In my last post, I pointed out that loving turns a spotlight on us.
My marriage to TFP was a desert, emotionally. Sometimes I would try to contort myself into odd configurations to try to get his attention and make him take me seriously. Sometimes I just fought him. All the things I was told a Christian marriage was supposed to be simply were not there for us, and I was resentful of his scorn and derision of those ideals, as well as of me.
When I was dating my second husband, a bad alcoholic and probably an undiagnosed bipolar, there were a lot of good things going on. What TFP had criticized and ridiculed about me, H2 found cheerful and welcoming and enjoyable. When I cooked a meal, H2 appreciated it and told me so (and he ate with a hearty appetite). When I re-arranged the furniture, he said it looked nice — not, “Why did you do that?” There was a neglected, wounded domestic side to my nature, and H2 seemed to enjoy the fruits of my efforts in that direction, which flattered my feminine ego. The rest of my personality. . . I was convinced (by TFP, in part) that my complexity was at least partially to blame for my inability to be happy; I was ready to narrow my life down, I thought, in order not to be alone.
But human nature won’t be narrowed down. H2 and I weren’t “equally yoked.” H2 was straight, he thought I was bright and funny, he told me I was beautiful and he made me laugh and we had a lot of fun together — fishing, camping, and so on. But I was better educated than he was, and after we were married, the flattery changed to complaining about the “junk” that marked some of the things I like best about myself: my books, music, art. He had bragged on how smart I was, before we were married, but afterward he found that threatening — he resented the clutter of my library and writing, in a temper would talk about backing a truck up to the back door and hauling off “all that junk.” He decided he disliked my friends, even my blue-collar friends like himself, friends I’d had since high school; he only wanted to socialize with his family and friends. He was very demanding in that regard, and I lost touch with people whose company I had enjoyed, before. We had different religious and political values — again, revealed only after we were married.

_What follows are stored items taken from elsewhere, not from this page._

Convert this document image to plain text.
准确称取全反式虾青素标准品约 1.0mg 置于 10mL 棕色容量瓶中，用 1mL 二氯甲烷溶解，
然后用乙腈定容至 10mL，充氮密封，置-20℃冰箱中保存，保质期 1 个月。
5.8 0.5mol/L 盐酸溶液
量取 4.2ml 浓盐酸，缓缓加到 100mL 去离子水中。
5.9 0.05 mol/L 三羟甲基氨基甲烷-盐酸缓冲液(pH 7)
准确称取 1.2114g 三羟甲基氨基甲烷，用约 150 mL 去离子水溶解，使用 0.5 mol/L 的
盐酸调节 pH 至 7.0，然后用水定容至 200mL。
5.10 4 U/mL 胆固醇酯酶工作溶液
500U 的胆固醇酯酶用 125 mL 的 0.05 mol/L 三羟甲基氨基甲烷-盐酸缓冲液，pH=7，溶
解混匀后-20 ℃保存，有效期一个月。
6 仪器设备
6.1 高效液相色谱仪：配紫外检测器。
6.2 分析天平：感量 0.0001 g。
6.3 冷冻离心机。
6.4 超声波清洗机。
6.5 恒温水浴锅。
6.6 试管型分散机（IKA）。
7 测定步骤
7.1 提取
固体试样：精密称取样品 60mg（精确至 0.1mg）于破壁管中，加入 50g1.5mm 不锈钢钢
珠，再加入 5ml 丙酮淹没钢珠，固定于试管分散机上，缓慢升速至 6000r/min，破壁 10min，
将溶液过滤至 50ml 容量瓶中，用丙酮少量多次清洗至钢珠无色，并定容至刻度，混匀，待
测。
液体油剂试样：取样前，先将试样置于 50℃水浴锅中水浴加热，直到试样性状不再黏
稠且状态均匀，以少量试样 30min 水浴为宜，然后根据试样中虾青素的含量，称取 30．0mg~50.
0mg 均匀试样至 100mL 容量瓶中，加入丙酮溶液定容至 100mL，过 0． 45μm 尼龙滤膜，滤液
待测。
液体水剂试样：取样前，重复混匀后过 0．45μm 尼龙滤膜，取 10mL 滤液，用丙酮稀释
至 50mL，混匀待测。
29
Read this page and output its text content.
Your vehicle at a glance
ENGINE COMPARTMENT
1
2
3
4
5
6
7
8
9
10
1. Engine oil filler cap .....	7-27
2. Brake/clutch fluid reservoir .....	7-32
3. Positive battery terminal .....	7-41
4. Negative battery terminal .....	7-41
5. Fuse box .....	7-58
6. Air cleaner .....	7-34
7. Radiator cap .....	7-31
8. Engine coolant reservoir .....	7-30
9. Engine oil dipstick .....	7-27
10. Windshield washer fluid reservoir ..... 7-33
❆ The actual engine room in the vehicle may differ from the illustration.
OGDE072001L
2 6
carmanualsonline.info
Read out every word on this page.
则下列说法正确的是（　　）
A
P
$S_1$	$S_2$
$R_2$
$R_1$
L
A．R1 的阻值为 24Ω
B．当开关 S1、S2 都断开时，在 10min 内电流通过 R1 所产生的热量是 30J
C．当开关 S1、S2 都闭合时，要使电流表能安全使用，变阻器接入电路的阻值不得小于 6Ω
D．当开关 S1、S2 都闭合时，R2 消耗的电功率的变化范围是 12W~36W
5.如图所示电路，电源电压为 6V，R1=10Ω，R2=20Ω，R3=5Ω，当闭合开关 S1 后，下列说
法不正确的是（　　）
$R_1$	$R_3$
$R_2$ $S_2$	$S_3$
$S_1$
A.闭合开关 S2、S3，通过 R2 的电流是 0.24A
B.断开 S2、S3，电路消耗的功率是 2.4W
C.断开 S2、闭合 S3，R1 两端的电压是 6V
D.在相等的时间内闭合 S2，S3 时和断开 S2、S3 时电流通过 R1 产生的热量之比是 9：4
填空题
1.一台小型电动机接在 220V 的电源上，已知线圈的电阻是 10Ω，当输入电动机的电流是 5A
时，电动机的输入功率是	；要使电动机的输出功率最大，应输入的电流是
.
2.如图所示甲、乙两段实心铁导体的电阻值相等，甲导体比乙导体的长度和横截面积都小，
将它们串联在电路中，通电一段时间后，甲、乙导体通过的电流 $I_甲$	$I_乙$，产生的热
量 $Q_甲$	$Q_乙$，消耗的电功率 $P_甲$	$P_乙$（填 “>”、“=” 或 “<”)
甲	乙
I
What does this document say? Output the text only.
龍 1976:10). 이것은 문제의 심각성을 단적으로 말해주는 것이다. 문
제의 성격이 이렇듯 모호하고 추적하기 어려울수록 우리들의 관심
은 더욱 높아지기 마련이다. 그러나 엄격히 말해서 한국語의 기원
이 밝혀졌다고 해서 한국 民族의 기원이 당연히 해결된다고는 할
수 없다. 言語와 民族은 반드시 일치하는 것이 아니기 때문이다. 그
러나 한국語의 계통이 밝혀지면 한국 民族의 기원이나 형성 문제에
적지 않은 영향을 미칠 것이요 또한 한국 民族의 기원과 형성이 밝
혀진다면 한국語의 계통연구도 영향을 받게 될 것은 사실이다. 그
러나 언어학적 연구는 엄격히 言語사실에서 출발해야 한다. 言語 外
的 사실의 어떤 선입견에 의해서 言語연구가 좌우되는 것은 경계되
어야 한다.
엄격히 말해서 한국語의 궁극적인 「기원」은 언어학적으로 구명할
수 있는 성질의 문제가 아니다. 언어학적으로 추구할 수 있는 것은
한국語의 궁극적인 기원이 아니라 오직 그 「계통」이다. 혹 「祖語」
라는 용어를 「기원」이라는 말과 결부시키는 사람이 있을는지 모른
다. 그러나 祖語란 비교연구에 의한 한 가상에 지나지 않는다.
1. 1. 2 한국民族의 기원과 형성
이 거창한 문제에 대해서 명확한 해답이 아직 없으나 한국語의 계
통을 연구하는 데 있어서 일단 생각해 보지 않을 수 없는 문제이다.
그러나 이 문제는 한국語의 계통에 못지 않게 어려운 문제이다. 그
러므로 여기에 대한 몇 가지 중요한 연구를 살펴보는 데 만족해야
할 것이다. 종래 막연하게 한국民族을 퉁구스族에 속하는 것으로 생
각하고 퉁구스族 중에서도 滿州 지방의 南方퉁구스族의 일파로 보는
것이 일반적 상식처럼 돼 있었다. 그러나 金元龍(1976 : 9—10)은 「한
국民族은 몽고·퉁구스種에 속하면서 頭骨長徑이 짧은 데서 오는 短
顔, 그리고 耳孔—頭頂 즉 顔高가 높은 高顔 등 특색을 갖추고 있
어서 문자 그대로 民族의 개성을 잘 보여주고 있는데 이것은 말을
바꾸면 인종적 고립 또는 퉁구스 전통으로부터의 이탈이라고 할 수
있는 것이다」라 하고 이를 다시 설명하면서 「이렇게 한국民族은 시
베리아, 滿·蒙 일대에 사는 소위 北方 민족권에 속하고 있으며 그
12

So — you see, although I had a sort of love for H2, it wasn’t a mature or healthy sort of love for marriage. It was more along the lines of what C.S. Lewis, in The Four Loves, refers to as storge — an affection given to one’s family, or to a dependent or inferior. It is, he said, the sort of affection a dog might have for the cat doing figure-8s around its legs, “although no self-respecting dog would ever confess to it.” — or something along those lines; I don’t have the book in front of me. It’s not at all the sort of respect-based love a woman ought to have for her husband.
Which brings me back to loving, and to what loving DF has taught me about the nature of love — and about myself. Love devoid of respect and esteem might do in some passing and mediocre, inessential relationships, but not in our most intimate, our deepest friendships. Let the romantic element of love be unrequited or unfelt in life’s various challenges; the respect and esteem can still stand strong and vigorous and healthy in the face of all things.
This is important. After the demoralizing experience of having been married to a man who couldn’t appreciate our femininity, who scorned us for being women — after trying to adapt to the impossible in hopes of becoming lovable in his sight — we need the experience of loving, and even more than of being loved, in order to be healed. Loving wakes us up. It makes us whole. It reveals to us what is real and important about ourselves. It shows us our dignity, our strength, our beauty, and our worth. It affirms our authenticity while leaving us free to discover just who we are.
After the destructiveness of past self-denial, loving gives us back to ourselves.